Mr Paisley said he hoped Translink would be given the resources to be able to place more orders for buses.
It was stressed abortions would be carried out in regulated conditions with Mr Smith saying care was needed in discussing the matter in response to Jim Shannon who said the move paved the way for "back-street abortions".
This is not a threat to business, this is an opportunity. Julian Smith
On the Prime Minister's deal, he said it took Northern Ireland out of the EU, out of freedom of movement rules, its budget requirements, common fisheries and agricultural policies and allowed for free trade deals to be done.
He said they had to look at the positives of the agreement and his government was working to minimise any challenges for business across the Irish Sea.
He said the Prime Minister had had a "big success" in securing a majority in the Commons for his deal which had "big benefits" for Northern Ireland.
He said if the withdrawal agreement bill could get started through parliament he could make "crystal clear" the commitment for unfettered access for business and put "protective clauses" in the legislation.
"This is not a threat to business, this is an opportunity," he said.
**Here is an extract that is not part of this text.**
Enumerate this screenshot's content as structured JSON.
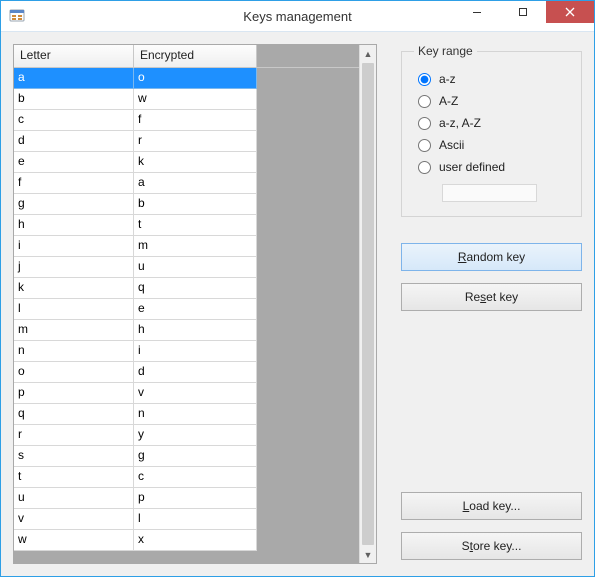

He said Theresa May's deal "trapped NI in a backstop" which Prime Minister Boris Johnson had done away with.
Ian Paisley pointed out there was little detail in what was required for business to carry out trade "from one county to another" in terms of trade between NI and the rest of the UK.
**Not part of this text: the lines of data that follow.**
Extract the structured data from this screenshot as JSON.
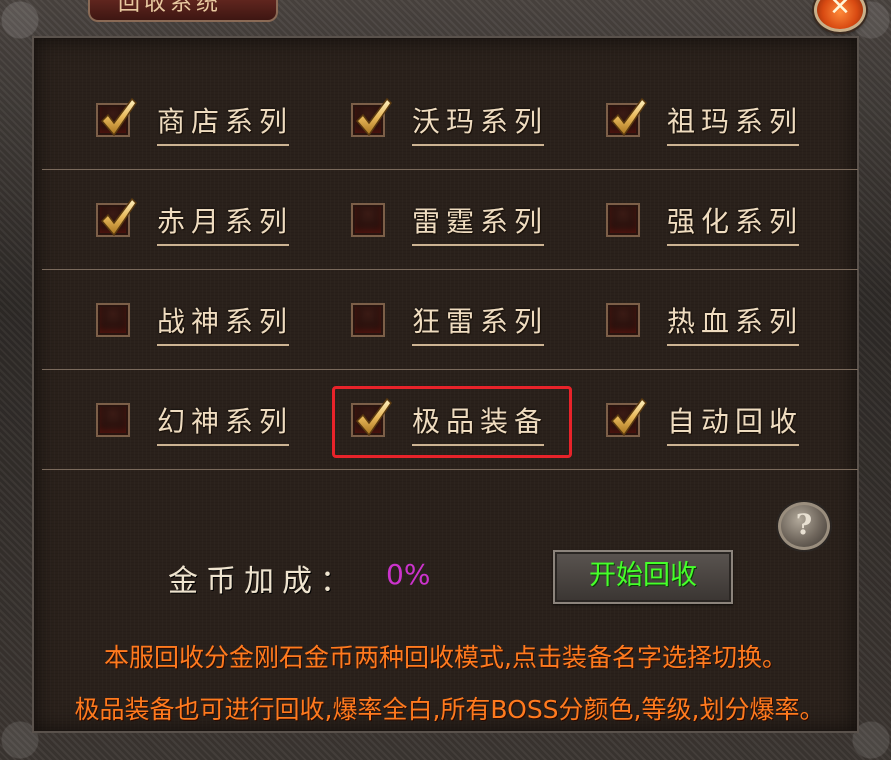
{
  "window": {
    "title": "回收系统",
    "close_symbol": "✕"
  },
  "categories": [
    [
      {
        "label": "商店系列",
        "checked": true
      },
      {
        "label": "沃玛系列",
        "checked": true
      },
      {
        "label": "祖玛系列",
        "checked": true
      }
    ],
    [
      {
        "label": "赤月系列",
        "checked": true
      },
      {
        "label": "雷霆系列",
        "checked": false
      },
      {
        "label": "强化系列",
        "checked": false
      }
    ],
    [
      {
        "label": "战神系列",
        "checked": false
      },
      {
        "label": "狂雷系列",
        "checked": false
      },
      {
        "label": "热血系列",
        "checked": false
      }
    ],
    [
      {
        "label": "幻神系列",
        "checked": false
      },
      {
        "label": "极品装备",
        "checked": true
      },
      {
        "label": "自动回收",
        "checked": true
      }
    ]
  ],
  "help": {
    "symbol": "?"
  },
  "bonus": {
    "label": "金币加成：",
    "value": "0%"
  },
  "start_button": {
    "label": "开始回收"
  },
  "notes": [
    "本服回收分金刚石金币两种回收模式,点击装备名字选择切换。",
    "极品装备也可进行回收,爆率全白,所有BOSS分颜色,等级,划分爆率。"
  ],
  "colors": {
    "note": "#ff7a1e",
    "bonus_value": "#cc33cc",
    "start_label": "#46ff2a",
    "highlight": "#e8232a"
  }
}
"And you want me to vote for this? You can't be serious."
Mr Smith said they were fully committed to making sure the movement of good was as easy as possible and it was in their interests, HMRC's interests and the EU's interests.
"Let's see what is required... we will work to make sure we keep things as minimal and as similar as they are today."
Lady Hermon asked what reassurances could be given to the unionist community to ensure NI's position in UK was guaranteed.
She said it was "deeply unhelpful" the PM and Brexit secretary were unable to give reassurances to the unionist community Northern Ireland's place in the UK was assured when they discussed the deal in parliament on Saturday.
Mr Smith said the arrangements would no be in place until the mid 2020s and there was a lot of work to be done on the detail of those arrangements.
He stressed MLAs would be able to "get out" of the arrangements.
"In terms of the constitutional status of Northern Ireland, that is completely unchanged in this deal," the secretary of state said.
He confirmed any vote on those arrangements in the Assembly would be based on those that were in the Assembly chamber at the time.
"This consent mechanism puts the power back into the elected Assembly on a exception basis to ensure NI is not trapped in a situation it does not want to be part of."